One can argue that loneliness is inherent
to grieving; I agree with this argument.
However, this loneliness hurts in a very different way. My loneliness associated with grieving Bill
is more a sense of yearning. I love Bill
so much but he is physically gone - I yearn to have him by my side. I need Bill so much but he is not here
physically - I yearn to have him back to help me with this. I still grapple with the fact that this is
just not fair. I love, miss and need him
so much and I am lonely because I yearn for his physical presence. This I have come to accept because he is a
gift and I accept to walk this journey because of our love.
This new loneliness is different. It is a kind of loneliness that plagues me; a
loneliness that says "I am alone in
the world." At the end of the
day, I feel like I have walked through my day without actually being part of
it.

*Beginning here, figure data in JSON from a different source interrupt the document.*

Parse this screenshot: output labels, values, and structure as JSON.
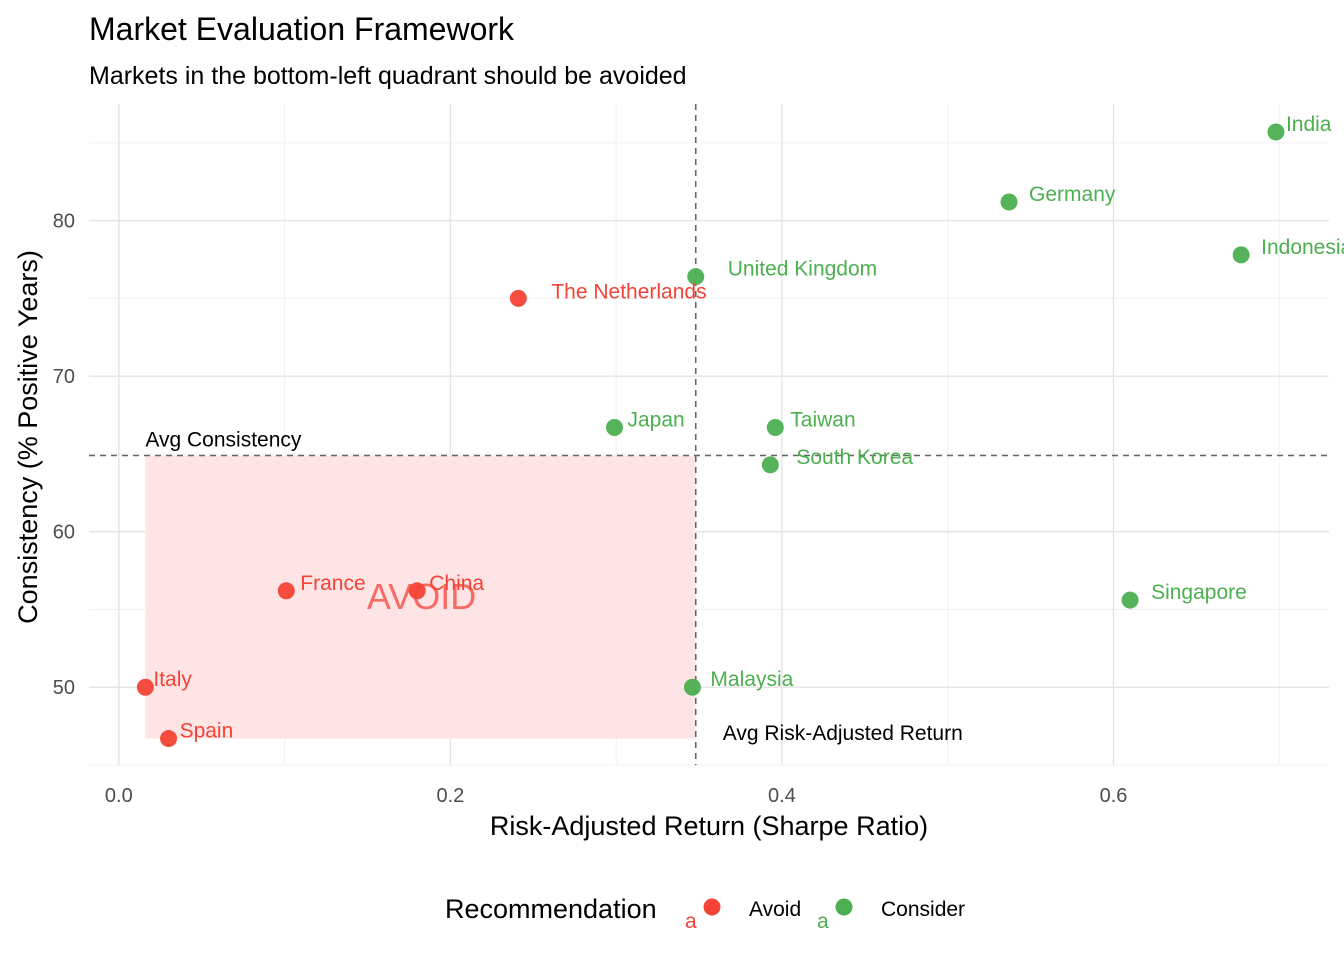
{
  "chart_data": {
    "type": "scatter",
    "title": "Market Evaluation Framework",
    "subtitle": "Markets in the bottom-left quadrant should be avoided",
    "xlabel": "Risk-Adjusted Return (Sharpe Ratio)",
    "ylabel": "Consistency (% Positive Years)",
    "xlim": [
      -0.018,
      0.73
    ],
    "ylim": [
      45.0,
      87.5
    ],
    "x_ticks": [
      0.0,
      0.2,
      0.4,
      0.6
    ],
    "x_tick_labels": [
      "0.0",
      "0.2",
      "0.4",
      "0.6"
    ],
    "y_ticks": [
      50,
      60,
      70,
      80
    ],
    "y_tick_labels": [
      "50",
      "60",
      "70",
      "80"
    ],
    "grid": true,
    "legend_position": "bottom",
    "legend": {
      "title": "Recommendation",
      "key_glyph": "a",
      "entries": [
        {
          "label": "Avoid",
          "color": "#F44336"
        },
        {
          "label": "Consider",
          "color": "#4CAF50"
        }
      ]
    },
    "reference_lines": {
      "avg_sharpe": 0.348,
      "avg_sharpe_label": "Avg Risk-Adjusted Return",
      "avg_consistency": 64.9,
      "avg_consistency_label": "Avg Consistency"
    },
    "avoid_region": {
      "x": [
        0.016,
        0.348
      ],
      "y": [
        46.7,
        64.9
      ],
      "label": "AVOID",
      "fill": "#FFE4E6",
      "text_color": "#F44336"
    },
    "points": [
      {
        "label": "India",
        "x": 0.698,
        "y": 85.7,
        "group": "Consider"
      },
      {
        "label": "Germany",
        "x": 0.537,
        "y": 81.2,
        "group": "Consider"
      },
      {
        "label": "Indonesia",
        "x": 0.677,
        "y": 77.8,
        "group": "Consider"
      },
      {
        "label": "United Kingdom",
        "x": 0.348,
        "y": 76.4,
        "group": "Consider"
      },
      {
        "label": "The Netherlands",
        "x": 0.241,
        "y": 75.0,
        "group": "Avoid"
      },
      {
        "label": "Japan",
        "x": 0.299,
        "y": 66.7,
        "group": "Consider"
      },
      {
        "label": "Taiwan",
        "x": 0.396,
        "y": 66.7,
        "group": "Consider"
      },
      {
        "label": "South Korea",
        "x": 0.393,
        "y": 64.3,
        "group": "Consider"
      },
      {
        "label": "France",
        "x": 0.101,
        "y": 56.2,
        "group": "Avoid"
      },
      {
        "label": "China",
        "x": 0.18,
        "y": 56.2,
        "group": "Avoid"
      },
      {
        "label": "Singapore",
        "x": 0.61,
        "y": 55.6,
        "group": "Consider"
      },
      {
        "label": "Italy",
        "x": 0.016,
        "y": 50.0,
        "group": "Avoid"
      },
      {
        "label": "Malaysia",
        "x": 0.346,
        "y": 50.0,
        "group": "Consider"
      },
      {
        "label": "Spain",
        "x": 0.03,
        "y": 46.7,
        "group": "Avoid"
      }
    ]
  }
}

I feel disconnected from those who
share my existence and with myself while being engaged in living my life. I find myself wondering if anyone even really
gets how much I still feel the pain. How
could they? I'm quite good at being the
"good little griever"; my actions are governed by my thoughts of,
"I don't want to bring anybody down,"
or "I need to be strong for my
family," or "Nobody wants
to hear about this anymore," or my favourite "They think I am fine, why burden them?" It is no wonder that they have lost sight of
my pain or have not lost sight of it and would rather not open my wound because
I seem to be doing okay.
This loneliness is not about losing
Bill. It is about the real physical need
for touch. The need to sit with a cup of
java in the morning to plan the day and the glass of wine at the end of the day
to share the day's events. To have that
one person who is vested in me and I in him.
To have someone on my side when life
has handed me a lump of coal and that same someone who knows me well enough to
gently balance my perceptions when I was in the wrong.
I wonder sometimes if this my own purgatory
... time spent between two loves. In
this is hope. It is about having known a
great love; a love so pure that makes it worth risking to love again despite
the reality that I may one day again walk this journey with grief.